Bowing to pressure from Jewish groups and art experts, the German government made public details of paintings in a recovered trove of some 1,400 pieces of art, many of which may have been stolen by the Nazis, and said it will put together a task force to speed identification.

The government said in a written statement that about 590 of the pieces could have been stolen by the Nazis. In a surprise move, it quickly featured some 25 of those works on the website www.lostart.de and said it will be regularly updated.

Officials had released few details about the art found in the Munich flat of 80-year-old Cornelius Gurlitt, though it was known to include pieces by Henri Matisse and Pablo Picasso. The find resulted from an ongoing tax probe, adding to secrecy concerns.

Among the paintings listed on the site were Otto Dix’s “The Woman in the Theater Box,” Otto Griebel’s “Child at the Table,” and Max Liebermann’s “Rider on the Beach.”

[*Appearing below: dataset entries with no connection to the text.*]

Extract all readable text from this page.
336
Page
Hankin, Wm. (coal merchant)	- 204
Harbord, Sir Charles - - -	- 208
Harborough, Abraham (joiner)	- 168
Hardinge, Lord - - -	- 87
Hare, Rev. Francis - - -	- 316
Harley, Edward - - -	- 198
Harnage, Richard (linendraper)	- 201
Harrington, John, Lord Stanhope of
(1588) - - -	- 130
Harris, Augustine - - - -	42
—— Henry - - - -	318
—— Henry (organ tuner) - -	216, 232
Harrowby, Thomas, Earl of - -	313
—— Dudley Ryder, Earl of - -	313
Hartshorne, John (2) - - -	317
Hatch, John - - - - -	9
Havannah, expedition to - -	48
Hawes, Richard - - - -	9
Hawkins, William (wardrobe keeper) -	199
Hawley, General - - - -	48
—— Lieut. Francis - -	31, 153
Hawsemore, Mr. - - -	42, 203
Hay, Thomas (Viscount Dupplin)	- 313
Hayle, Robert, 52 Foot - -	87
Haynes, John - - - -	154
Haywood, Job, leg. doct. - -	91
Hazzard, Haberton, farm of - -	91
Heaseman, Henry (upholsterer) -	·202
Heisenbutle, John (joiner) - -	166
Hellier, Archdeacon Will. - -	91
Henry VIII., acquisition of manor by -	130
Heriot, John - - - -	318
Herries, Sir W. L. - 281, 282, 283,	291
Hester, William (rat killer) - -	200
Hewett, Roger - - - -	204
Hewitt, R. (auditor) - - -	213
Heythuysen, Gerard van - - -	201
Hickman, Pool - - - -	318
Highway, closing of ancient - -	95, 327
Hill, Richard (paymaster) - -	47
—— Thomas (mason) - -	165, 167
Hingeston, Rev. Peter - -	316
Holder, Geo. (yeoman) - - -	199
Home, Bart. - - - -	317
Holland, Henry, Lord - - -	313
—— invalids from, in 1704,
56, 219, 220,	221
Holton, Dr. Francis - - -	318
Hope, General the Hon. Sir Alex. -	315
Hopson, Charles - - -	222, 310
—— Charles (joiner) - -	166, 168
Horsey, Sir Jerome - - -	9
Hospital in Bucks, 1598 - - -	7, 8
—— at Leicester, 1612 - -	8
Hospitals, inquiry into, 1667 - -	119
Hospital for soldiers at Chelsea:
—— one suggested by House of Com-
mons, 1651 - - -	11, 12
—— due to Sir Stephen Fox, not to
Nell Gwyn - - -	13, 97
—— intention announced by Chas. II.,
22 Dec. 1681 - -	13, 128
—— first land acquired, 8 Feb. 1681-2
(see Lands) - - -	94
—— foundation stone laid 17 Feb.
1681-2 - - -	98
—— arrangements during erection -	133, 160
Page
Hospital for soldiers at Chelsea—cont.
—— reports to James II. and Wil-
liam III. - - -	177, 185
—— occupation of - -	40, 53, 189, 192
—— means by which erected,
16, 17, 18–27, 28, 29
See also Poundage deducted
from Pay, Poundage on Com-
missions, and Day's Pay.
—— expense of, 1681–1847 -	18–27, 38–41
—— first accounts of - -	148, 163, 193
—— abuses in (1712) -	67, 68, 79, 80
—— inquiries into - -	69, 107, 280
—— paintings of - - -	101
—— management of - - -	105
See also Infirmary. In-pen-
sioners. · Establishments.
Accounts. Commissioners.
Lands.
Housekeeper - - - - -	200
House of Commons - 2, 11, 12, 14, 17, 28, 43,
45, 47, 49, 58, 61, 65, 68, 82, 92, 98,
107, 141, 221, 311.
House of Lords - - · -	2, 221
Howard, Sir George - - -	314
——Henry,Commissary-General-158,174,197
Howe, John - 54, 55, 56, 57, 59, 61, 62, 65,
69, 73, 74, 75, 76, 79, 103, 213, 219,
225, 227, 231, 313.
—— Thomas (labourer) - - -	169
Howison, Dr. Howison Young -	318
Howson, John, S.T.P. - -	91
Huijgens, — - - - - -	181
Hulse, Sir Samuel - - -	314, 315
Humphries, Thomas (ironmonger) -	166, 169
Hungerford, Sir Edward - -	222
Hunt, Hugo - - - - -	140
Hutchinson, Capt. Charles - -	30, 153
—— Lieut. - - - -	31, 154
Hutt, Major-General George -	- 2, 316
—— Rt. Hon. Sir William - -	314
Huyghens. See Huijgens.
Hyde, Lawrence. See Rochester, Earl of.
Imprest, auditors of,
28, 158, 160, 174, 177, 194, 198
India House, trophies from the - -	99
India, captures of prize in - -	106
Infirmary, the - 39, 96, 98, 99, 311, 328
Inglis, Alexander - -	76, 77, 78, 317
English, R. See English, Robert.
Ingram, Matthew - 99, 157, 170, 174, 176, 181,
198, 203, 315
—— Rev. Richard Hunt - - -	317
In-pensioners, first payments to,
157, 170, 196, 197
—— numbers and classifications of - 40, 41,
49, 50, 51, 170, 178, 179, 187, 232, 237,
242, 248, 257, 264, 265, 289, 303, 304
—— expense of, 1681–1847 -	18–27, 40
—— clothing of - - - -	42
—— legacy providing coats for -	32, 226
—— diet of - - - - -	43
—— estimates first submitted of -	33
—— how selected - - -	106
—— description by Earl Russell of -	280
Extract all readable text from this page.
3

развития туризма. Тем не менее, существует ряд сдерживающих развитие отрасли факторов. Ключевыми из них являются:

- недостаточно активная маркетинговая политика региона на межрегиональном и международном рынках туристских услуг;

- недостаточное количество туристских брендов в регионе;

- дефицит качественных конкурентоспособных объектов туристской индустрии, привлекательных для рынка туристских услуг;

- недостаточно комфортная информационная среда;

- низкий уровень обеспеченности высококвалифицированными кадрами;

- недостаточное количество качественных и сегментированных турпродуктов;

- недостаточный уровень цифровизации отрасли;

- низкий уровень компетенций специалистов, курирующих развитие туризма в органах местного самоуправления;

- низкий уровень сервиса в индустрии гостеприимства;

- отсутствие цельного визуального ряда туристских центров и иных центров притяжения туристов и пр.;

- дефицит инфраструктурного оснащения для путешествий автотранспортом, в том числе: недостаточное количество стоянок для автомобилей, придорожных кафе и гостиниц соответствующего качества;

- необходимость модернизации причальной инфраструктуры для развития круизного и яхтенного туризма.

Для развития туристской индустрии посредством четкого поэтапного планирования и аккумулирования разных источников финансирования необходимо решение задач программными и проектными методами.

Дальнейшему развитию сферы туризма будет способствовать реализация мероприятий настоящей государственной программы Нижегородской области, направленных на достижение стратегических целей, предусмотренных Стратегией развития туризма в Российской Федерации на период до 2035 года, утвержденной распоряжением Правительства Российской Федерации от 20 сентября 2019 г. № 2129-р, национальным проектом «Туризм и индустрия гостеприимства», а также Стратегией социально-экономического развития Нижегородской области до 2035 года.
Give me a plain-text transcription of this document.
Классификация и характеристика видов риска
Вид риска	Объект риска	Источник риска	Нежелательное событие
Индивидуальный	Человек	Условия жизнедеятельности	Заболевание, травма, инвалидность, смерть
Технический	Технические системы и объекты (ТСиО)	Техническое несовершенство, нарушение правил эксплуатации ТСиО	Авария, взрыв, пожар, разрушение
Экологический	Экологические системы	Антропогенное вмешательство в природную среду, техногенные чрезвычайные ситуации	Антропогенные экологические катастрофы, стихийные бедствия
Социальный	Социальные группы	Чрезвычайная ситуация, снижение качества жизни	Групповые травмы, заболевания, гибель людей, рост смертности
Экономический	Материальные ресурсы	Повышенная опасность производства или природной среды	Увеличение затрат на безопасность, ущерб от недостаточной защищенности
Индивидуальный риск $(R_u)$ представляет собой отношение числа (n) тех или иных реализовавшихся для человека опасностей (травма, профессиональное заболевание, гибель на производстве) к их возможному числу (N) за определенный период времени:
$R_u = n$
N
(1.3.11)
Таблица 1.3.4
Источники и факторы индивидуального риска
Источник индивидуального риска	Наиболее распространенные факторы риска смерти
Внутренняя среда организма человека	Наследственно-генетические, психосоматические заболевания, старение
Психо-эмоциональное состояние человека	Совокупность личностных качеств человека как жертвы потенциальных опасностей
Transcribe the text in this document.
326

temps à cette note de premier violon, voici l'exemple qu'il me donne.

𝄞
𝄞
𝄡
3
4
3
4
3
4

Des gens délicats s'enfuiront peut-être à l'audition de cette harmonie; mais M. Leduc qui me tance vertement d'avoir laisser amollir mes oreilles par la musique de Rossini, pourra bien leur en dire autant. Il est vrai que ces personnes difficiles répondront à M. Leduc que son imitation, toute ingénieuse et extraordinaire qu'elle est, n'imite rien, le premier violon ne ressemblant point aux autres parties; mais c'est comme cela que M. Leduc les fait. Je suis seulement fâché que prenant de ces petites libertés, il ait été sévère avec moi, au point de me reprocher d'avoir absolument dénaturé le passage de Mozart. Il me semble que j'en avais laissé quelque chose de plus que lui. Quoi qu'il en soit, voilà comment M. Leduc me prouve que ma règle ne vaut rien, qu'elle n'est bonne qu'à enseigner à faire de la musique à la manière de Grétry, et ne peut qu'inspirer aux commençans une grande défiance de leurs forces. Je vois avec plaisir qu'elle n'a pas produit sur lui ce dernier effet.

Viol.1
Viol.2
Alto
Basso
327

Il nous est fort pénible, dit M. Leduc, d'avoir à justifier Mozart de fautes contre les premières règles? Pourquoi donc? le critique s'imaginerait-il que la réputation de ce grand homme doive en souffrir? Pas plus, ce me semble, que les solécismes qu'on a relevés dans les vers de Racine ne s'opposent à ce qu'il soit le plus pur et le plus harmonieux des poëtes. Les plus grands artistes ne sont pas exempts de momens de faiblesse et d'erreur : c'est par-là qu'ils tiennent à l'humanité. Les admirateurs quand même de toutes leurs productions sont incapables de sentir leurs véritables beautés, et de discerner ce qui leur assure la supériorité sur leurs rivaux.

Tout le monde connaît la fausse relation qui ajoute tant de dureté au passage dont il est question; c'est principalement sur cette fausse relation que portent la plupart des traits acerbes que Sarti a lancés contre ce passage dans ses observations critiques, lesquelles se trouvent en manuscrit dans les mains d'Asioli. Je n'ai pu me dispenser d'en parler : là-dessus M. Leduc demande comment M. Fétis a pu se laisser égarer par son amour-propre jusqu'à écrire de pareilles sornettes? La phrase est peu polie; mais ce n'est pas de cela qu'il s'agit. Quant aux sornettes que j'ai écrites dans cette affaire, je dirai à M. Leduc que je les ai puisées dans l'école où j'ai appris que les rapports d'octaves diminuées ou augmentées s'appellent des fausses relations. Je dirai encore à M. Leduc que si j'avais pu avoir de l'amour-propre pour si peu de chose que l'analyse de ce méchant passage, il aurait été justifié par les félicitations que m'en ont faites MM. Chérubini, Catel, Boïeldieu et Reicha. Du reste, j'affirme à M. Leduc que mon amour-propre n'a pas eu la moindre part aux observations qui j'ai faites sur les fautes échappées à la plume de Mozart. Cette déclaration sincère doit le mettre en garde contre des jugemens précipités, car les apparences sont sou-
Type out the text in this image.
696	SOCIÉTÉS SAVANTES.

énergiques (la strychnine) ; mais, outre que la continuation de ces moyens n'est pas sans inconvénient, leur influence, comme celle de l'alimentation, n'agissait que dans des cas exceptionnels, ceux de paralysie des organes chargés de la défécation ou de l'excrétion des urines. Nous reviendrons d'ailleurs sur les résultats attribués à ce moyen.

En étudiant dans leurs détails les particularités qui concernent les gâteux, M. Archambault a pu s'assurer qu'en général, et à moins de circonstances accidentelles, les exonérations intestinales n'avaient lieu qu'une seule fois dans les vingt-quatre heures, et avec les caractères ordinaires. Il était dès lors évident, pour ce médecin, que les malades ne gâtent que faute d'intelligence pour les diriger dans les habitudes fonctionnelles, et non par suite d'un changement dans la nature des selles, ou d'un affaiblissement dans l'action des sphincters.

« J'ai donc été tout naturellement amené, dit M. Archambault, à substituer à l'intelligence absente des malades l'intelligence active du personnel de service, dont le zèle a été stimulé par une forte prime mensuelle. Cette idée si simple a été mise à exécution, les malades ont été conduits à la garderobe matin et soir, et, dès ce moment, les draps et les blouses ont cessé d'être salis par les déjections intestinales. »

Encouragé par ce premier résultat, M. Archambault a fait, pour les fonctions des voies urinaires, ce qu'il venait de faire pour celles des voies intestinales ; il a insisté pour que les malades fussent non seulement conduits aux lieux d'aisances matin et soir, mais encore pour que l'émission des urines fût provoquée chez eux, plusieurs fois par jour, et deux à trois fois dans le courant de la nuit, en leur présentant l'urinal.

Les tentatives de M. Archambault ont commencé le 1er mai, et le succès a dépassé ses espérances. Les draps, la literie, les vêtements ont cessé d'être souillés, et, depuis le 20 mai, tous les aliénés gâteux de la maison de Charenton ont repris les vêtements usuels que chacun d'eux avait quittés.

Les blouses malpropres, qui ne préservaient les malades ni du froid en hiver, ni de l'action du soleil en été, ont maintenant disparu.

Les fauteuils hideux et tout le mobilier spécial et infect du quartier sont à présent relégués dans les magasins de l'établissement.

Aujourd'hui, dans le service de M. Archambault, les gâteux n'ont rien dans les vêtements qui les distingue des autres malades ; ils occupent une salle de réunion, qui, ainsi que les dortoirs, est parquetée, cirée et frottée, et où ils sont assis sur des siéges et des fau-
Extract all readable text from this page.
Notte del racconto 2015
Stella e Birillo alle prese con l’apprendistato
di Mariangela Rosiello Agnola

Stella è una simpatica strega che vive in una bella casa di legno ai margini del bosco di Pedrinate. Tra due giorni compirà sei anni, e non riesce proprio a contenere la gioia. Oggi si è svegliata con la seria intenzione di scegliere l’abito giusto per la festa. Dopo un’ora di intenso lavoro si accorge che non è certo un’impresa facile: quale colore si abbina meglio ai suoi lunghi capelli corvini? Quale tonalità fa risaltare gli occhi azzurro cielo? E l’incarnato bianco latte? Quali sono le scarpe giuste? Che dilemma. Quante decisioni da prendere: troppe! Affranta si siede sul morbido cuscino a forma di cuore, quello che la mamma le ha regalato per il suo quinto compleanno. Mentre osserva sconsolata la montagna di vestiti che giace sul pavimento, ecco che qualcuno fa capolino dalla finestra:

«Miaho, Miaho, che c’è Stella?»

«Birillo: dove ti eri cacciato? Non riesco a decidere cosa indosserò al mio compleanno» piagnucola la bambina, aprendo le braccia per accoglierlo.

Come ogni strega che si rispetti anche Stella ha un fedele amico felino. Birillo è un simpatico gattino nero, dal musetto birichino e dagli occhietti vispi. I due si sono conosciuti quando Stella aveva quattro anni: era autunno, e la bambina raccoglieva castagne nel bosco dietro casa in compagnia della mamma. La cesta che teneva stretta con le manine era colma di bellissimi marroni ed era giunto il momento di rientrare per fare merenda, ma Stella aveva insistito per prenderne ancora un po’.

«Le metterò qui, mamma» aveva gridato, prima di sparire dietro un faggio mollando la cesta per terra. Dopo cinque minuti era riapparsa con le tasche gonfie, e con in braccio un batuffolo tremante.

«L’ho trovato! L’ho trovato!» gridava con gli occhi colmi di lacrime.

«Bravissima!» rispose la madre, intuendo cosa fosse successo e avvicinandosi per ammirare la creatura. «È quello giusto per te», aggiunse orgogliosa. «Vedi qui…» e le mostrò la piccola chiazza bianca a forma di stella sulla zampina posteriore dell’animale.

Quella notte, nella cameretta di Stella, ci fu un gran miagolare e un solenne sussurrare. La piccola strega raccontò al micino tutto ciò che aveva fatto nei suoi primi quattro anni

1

Looted art was stolen or bought for a pittance from Jewish collectors who were forced to sell under duress during the Third Reich. For the heirs of those collectors, the discovery has raised hopes of recovering art, while the slow release of information has stirred frustration.

Chancellor Angela Merkel’s spokesman said earlier Monday that the government understands the demands of Jewish groups in particular that the pieces be quickly made public.

The new task force of six experts will be put together by the German government and the state government of Bavaria, with the support of a research group on “degenerate art” at the Free University of Berlin.

Such art was largely modern or abstract works that Adolf Hitler’s regime believed to be a corrupt influence on the German people. Many such works were later sold to enrich the Nazis. Some 380 art pieces could fall under the category, the government said.

The task force will work in “parallel” with the ongoing legal probe by prosecutors in Augsburg, the government said.